Isometric weight training has many muscular endurance benefits. It can be great for helping you to overcome a plateau in your program, as well as to help you to increase your muscular endurance and size. Either way, isometric weight training can be a game changer for you if you’re considering implementing a different type of training technique in your training routine. The beauty of this technique is that it can be used in virtually any exercise session. The term “isometric” in physiology basically means a constant contraction of equal force. No concentric or eccentric movements.
A classic example of this is when performing a barbell curl. And as you raise the bar up toward your chest, stop at the midpoint of the movement and hold the contraction. An isometric contraction, like this one, should be held for a specified number of seconds. It won’t take long before the muscles are extremely fatigued and are engorged with blood. Isometric weight training can be a highly effective technique to use to increase not only muscular endurance, but muscle size as well.
Endurance Isometric Weight Training
Isometric weight training is great for building up muscular endurance. One of the more popular ways to test someones upper body muscular endurance is to perform a plank (or abdominal bridge). To try this exercise out, lie prone on the floor, supporting your body with your toes and your forearms. Keep your back straight and see how long you can go without completely flattening out from pure muscular exhaustion. Many people cannot perform the plank for more than a minute due to the quick lactate build up. Besides the plank, there are countless ways to increase your muscular endurance with isometric weight training.
A very effective way to increase muscular endurance is to perform isometric sets of exercises to near or absolute muscular failure after normal working sets are completed. Let’s take the shoulders for instance.
Let’s say that you want to increase your upper body muscular endurance and you want to implement isometric weight training into your upcoming shoulder workout. As you may or may not know, for optimal muscular endurance results, the ideal rep range is on the higher end, say around 12-16 reps per set, and the intensity should be around 60-70% of your 1 rep max.
One of the best ways to utilize isometric contractions during an endurance shoulder workout is immediately after the last working set for a given exercise. So, if you performed 4 working sets of standing dumbbell lateral raises for 12-16 reps with an intensity of 60-70% of your 1 rep max, you can then do a couple isometric sets after.
Try grabbing a significantly lighter pair of dumbbells and try holding them with your arms stretched outward horizontal to the mid-line.
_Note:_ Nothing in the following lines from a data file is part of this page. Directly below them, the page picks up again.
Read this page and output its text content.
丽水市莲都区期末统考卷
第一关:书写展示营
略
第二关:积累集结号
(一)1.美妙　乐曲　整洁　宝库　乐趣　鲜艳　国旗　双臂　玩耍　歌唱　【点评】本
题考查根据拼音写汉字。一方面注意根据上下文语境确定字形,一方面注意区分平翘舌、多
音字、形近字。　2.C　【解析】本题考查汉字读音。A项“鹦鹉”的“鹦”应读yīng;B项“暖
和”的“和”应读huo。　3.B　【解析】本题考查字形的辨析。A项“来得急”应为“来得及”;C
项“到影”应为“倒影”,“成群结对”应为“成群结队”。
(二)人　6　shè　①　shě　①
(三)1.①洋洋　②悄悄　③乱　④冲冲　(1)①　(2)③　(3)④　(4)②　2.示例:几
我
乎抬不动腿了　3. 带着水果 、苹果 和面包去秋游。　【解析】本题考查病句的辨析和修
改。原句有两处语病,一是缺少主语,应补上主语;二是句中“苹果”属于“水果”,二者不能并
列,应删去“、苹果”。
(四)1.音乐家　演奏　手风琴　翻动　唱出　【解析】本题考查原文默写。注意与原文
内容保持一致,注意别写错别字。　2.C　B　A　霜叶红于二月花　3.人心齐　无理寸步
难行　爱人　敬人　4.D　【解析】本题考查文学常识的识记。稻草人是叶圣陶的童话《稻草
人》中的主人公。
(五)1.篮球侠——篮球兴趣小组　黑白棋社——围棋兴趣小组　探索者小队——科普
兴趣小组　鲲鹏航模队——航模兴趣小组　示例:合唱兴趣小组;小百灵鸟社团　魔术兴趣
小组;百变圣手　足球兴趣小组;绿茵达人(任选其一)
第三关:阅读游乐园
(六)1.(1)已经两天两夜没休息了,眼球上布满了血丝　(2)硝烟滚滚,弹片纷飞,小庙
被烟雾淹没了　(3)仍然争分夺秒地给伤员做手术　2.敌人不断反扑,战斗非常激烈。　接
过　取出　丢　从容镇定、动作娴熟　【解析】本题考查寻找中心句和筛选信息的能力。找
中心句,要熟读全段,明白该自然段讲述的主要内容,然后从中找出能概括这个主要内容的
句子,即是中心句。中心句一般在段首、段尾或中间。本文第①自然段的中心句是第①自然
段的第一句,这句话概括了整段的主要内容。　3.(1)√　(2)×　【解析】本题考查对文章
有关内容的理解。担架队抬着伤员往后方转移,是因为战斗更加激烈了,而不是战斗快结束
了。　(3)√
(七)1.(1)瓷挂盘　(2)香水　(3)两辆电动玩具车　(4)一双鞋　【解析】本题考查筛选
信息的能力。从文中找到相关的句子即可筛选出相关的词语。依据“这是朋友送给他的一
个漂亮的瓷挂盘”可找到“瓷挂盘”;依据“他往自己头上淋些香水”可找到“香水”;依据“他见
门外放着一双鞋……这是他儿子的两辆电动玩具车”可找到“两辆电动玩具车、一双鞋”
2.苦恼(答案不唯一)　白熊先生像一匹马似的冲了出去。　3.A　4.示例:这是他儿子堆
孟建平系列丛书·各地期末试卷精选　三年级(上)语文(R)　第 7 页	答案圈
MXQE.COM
Try and hold them out as long as you can until your arms start to lower due to pure muscular fatigue. This is a great isometric weight training example that you can easily incorporate in your next shoulder training session, as well as in any other workout.
Isometric Weight Training For Muscle Growth
Isometric weight training for muscle growth is great for increasing the intensity of your workouts. The increased time under tension that the muscles experience during isometric contractions flood the them with blood and provide near instant transient hypertrophy. There are countless ways to mix them into your routine.
A very effective way to incorporate them into your training session is to isometrically contract at the top of a movement for 2-4 seconds, like with the bench press or biceps curl for instance. This causes for increased blood flow and muscle stimulation. This is a highly effective intensity technique to use to increase overall muscle fatigue. This technique can be used for the bench press, biceps curl, leg extension, triceps extension, and for many more exercises. Some of the best times to use isometrics for growth seem to be either during a repetition or at the end of a set.
Isometric weight training is great, but not ideal for all exercises. For instance, if you are training legs and are interested in using isometric contractions to increase the overall intensity of the workout, you should use isometrics for the leg extension, leg curl, and calf raise not for the leg press or squat. These could be harmful because these exercises are usually heavy weight bearing movements.
Isometrically contracting during the top of a squat or leg press could be harmful to the joints and potentially lead to injury. Compound movements are usually not best for isometric weight training. With this being said, taking into account of the exercise itself and its dynamics are a good idea before using isometric contractions. In addition, if performed correctly, isometric weight training can greatly increase muscle growth and fullness.
All in all, isometric contractions can greatly increase muscle endurance and muscle size. It can be used in many different ways and for several types of training as well. Whether your goal is to increase muscular endurance or muscle size, using isometric weight training can be the edge you’ve been looking for to help take you to the next level.